Olhei para o enfermeiro e perguntei-lhe o que era aquilo:

‒ O senhor coronel vai ficar aqui muito bem… Olhe, neste lugar já esteve internado, por três vezes o Otelo Saraiva de Carvalho e aqui morreu (não tenho a certeza, mas pareceu-me ouvir) o general Loureiro dos Santos, aquele que ia muitas vezes à televisão!

No meio da tosse e da falta de ar só consegui articular:

‒ Amanhã, logo de manhã quero aqui o chefe do serviço de medicina interna, mais nada! À minha mulher disse-lhe baixinho, para se preparar para, no dia seguinte, mandar vir, de novo, a ambulância e levar-me para o Hospital da Cruz Vermelha e a conta que se lixasse… Depois haveria de expor a situação e ficar a dever, se necessário fosse. Ela despediu-se com um olhar triste, dorido e fiquei na cama, tentado acalmar-me.

Não me envergonho nada de confessar que falei com Deus e pedi-lhe um sinal que me levasse a ser capaz de, no dia seguinte, tomar a decisão mais acertada.

 

Apagaram-se as luzes e o barulho acalmou, ouvindo-se somente o diálogo entre os dois doentes já em estado de senilidade. Dizia um: ‒ Caga-me na mão ‒ respondia o outro: ‒ Sacanas, roubaram a droga. E a coisa parecia ir-se arrastar pela noite fora.
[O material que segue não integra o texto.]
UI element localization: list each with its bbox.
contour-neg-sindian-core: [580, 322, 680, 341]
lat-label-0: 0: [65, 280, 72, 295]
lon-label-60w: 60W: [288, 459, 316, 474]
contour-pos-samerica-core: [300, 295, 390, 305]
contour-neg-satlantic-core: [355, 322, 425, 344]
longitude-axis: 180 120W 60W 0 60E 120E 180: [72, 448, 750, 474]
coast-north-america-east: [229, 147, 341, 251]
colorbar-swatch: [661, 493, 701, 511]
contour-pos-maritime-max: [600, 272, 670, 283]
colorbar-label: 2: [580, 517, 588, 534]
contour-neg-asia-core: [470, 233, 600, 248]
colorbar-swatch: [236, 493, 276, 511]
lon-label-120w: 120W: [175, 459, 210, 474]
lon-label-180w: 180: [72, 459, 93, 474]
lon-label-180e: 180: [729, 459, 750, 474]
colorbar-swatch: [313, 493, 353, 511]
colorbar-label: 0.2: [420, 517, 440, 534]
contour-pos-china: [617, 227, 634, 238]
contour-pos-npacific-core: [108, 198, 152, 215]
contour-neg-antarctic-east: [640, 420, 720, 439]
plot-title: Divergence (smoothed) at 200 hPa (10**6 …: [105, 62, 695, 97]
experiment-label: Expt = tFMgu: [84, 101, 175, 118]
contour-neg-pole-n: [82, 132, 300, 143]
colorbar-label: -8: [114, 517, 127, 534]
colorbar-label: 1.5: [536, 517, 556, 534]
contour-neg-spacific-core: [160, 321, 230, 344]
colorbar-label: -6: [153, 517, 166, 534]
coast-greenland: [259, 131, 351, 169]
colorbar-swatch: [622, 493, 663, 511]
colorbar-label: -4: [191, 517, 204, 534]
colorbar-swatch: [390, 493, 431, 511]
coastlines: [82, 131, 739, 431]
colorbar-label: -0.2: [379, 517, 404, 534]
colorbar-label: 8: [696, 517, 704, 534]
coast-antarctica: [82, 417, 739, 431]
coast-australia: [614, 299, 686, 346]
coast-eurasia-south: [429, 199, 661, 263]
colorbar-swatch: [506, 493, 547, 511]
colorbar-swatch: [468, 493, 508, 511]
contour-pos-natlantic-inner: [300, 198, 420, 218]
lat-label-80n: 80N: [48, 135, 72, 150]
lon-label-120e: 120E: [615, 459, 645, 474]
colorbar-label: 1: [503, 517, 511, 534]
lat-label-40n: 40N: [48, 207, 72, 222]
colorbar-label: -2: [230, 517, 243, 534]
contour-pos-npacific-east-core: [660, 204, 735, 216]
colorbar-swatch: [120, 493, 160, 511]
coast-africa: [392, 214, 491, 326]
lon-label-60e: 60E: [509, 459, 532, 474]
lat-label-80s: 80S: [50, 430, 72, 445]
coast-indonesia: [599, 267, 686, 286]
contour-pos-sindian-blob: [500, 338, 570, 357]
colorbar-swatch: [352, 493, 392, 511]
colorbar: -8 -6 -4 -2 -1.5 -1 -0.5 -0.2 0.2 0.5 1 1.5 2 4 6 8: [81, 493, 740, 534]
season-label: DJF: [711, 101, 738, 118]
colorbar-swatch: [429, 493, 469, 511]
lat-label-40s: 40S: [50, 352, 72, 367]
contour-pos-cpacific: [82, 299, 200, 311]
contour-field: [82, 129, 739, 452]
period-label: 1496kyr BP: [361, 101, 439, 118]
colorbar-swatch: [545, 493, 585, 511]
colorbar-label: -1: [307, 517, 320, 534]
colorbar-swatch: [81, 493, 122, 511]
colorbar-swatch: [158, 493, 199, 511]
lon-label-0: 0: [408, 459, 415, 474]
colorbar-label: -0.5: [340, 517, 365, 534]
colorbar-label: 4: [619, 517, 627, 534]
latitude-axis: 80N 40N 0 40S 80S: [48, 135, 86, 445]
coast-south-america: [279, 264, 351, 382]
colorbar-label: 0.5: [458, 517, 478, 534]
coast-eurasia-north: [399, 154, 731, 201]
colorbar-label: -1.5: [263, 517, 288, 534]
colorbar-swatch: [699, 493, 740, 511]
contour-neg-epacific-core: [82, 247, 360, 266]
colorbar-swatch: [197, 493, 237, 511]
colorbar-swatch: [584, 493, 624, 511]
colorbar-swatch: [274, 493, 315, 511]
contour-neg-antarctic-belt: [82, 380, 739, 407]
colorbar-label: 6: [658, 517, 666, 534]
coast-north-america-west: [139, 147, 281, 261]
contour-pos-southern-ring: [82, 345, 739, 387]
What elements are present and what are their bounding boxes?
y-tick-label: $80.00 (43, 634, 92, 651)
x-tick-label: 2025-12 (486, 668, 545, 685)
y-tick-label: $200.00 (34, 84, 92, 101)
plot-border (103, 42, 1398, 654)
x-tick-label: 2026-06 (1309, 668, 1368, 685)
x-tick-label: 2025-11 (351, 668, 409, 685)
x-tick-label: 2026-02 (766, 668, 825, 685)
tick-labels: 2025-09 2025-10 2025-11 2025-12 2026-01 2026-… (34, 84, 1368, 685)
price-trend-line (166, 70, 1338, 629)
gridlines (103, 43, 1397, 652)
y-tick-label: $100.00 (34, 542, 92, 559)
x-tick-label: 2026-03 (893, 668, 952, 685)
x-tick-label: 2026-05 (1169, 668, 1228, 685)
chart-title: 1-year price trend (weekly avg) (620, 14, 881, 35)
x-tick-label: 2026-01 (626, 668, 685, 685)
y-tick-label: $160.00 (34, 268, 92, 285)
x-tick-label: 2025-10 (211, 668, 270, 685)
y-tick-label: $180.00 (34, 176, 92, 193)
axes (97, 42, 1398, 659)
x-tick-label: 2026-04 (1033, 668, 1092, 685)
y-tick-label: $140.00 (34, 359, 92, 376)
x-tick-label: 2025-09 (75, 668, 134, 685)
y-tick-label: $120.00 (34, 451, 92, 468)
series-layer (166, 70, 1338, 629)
Agora, já tranquilo, recordei-me dos meus tempos de chefe de camarata no Instituto dos Pupilos do Exército e da Academia Militar e, com voz de comando, depois de retirar a máscara de oxigénio da cara, gritei: ‒ Vamos a calar! Ninguém fala mais aqui! ‒ e, retornando ao oxigénio, pedi de novo: ‒ Meu Deus, dá-me um sinal ‒ e caí no mais profundo sono até à manhã seguinte. A noite foi passada como se estivesse no melhor quarto do hospital. Afinal, o meu pedido foi escutado (dirão aqueles que não acreditam em Deus: mero acaso). Para mim, não foi um acaso. Foi, realmente, um sinal, que me levou à decisão de ficar na enfermaria, ali naquele canto de onde tinha uma visão quase geral de todo o espaço.

Vão seguir-se mais crónicas e verão como, com fé e em simultâneo, friamente, tomei a decisão de ficar.